3. Charlie’s Angels (Cancelled): This “Charlie Angels” feels very much like a Skinimax film with high-production values and no sex, no sex appeal, and no titillation. It’s pizza-delivery boy territory, but it’s on at 8 p.m. (the family hour), so obviously, there’s very little the show can reveal. The pizza-delivery boy just stands at the door jiggling his change and leaves, frustrated, and without a tip. And since there’s no longer any groundbreaking justification for the new “Charlie’s Angels,” the only allure left for a show like this is the sex appeal, and yet episodes of “Burn Notice” are practically R-rated by comparison. At the very least, the men behind “Charlie’s Angels” — Alfred Gough and Miles Millar (“Smallville”) — should’ve taken a cue from Yvonne Strahovski’s character in”Chuck” instead of stealing the show’s tone from a big dirt hole in the ground.
2. Last Man Standing: There’s a lot wrong with ABC’s new Tim Allen comedy, “Last Man Standing,” not least of which is that it’s a generic, laugh-track sitcom steeped in lame 80’s humor. It’s essentially a remake of “Home Improvement,” only the television show is exchanged for YouTube videos, and the sons are exchanged for daughters so that Tim Allen’s Mike Baxter can better play on gender stereotypes. He’s an unfunny Al Bundy crossed with a Tea Party activist, a “man’s man,” which means: A little racist, a little homophobic. Still, it’d be one thing if Mike Baxter was the butt of his own jokes, an asshole Archie Bunker who managed to expand his worldview thanks to the perspective of three daughters and a boozy wife. But in “Last Man Standing,” his worldview is proven correct by the plotlines: It is sissy to baby-proof your house, and liberal day-care providers will turn your baby into a Nancy. Ranting and raving online about the demise of machismo validates Mike Baxter’s conservative worldview by making him a viral success.

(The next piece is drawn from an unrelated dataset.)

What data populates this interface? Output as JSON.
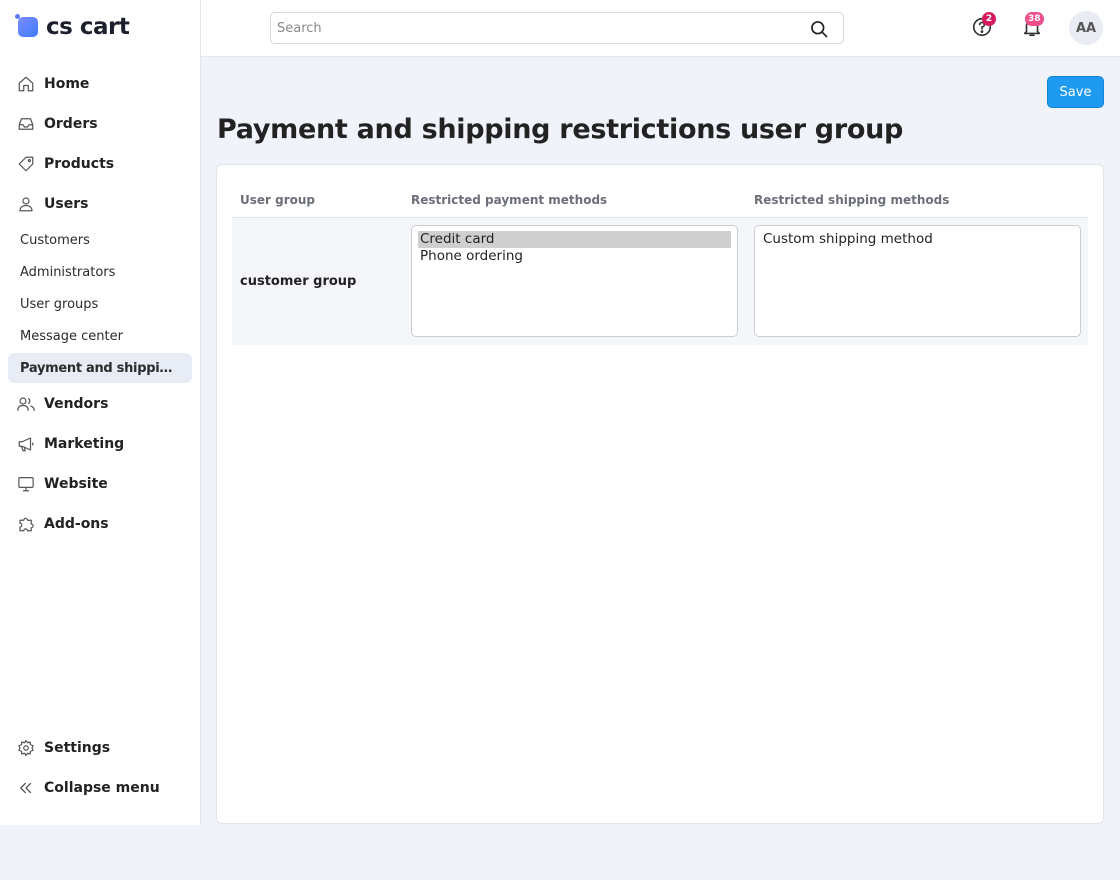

1. Whitney: The fact that “Whitney” has been picked up for a full season has mystified all of us, including Sarah, who wrote in her review: “That’s all I could think about as I trudged through “Whitney,” NBC’s latest attempt at filling one of the holes “Friends” left on Thursday nights when it finished (a couple seasons after it should have, to be fair) in 2004. The network has found some gems in “The Office,” “30 Rock,” “Community” and “Parks and Recreation.” But there’s always that other spot to fill, the one that seems cursed by the many multi-camera comedies that once ruled the night for NBC, from “Seinfeld” to “Frasier” to “Will & Grace.” Recent inductees into the network’s comedy graveyard include “Perfect Couples” and “Outsourced,” as well as others I’ve thankfully forgotten. Hopefully, “Whitney,” a bland, unfunny, wannabe “Friends,” joins them. Soon.”
Unfortunately, it will not. At least not until 2012.